In line 1, for example, repeated /m/ sounds make the speaker's command seem all the more insistent and purposeful:
Ask me no more, my truth to prove,
After that, the poem enters a hypothetical situation in which the speaker and their lover are condemned to "exile" in a harsh winter world. Alliteration helps create a vivid picture of this inhospitable environment. Take line 8, where the speaker presents the landscape as untameable and unforgiving:
Where all is wild and all is waste.
Those whooshing /w/ sounds evoke the rush of a "wild" wind whipping through a wasteland.

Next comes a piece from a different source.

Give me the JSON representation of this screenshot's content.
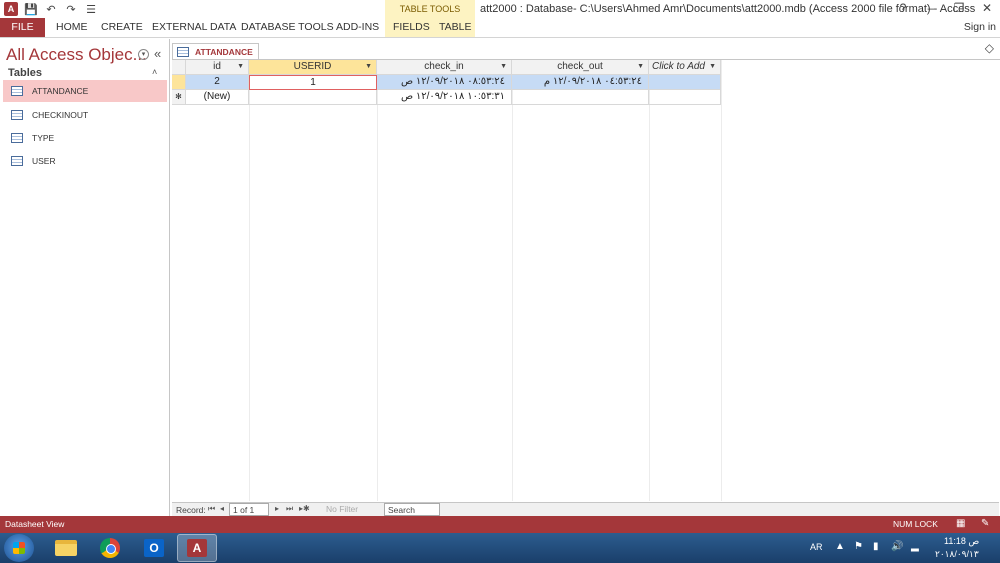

Later, the speaker outlines multiple threats the couple might meet in this world (and how they would rise to the challenge). The fricative /f/ sounds in "fight a fiercer race" come across as aggressive and sudden, while the /h/ sounds of "hand the hunter's spear" seem almost breathless.
Note, too, the crisp, plosive /p/ sounds of "provide," "palaces," and "pride" in lines 19-20. These sharp, popping sounds add a haughty dismissiveness to the speaker's tone, reflecting how little the speaker cares for fancy mansions when they've got a humble home with their beloved right there.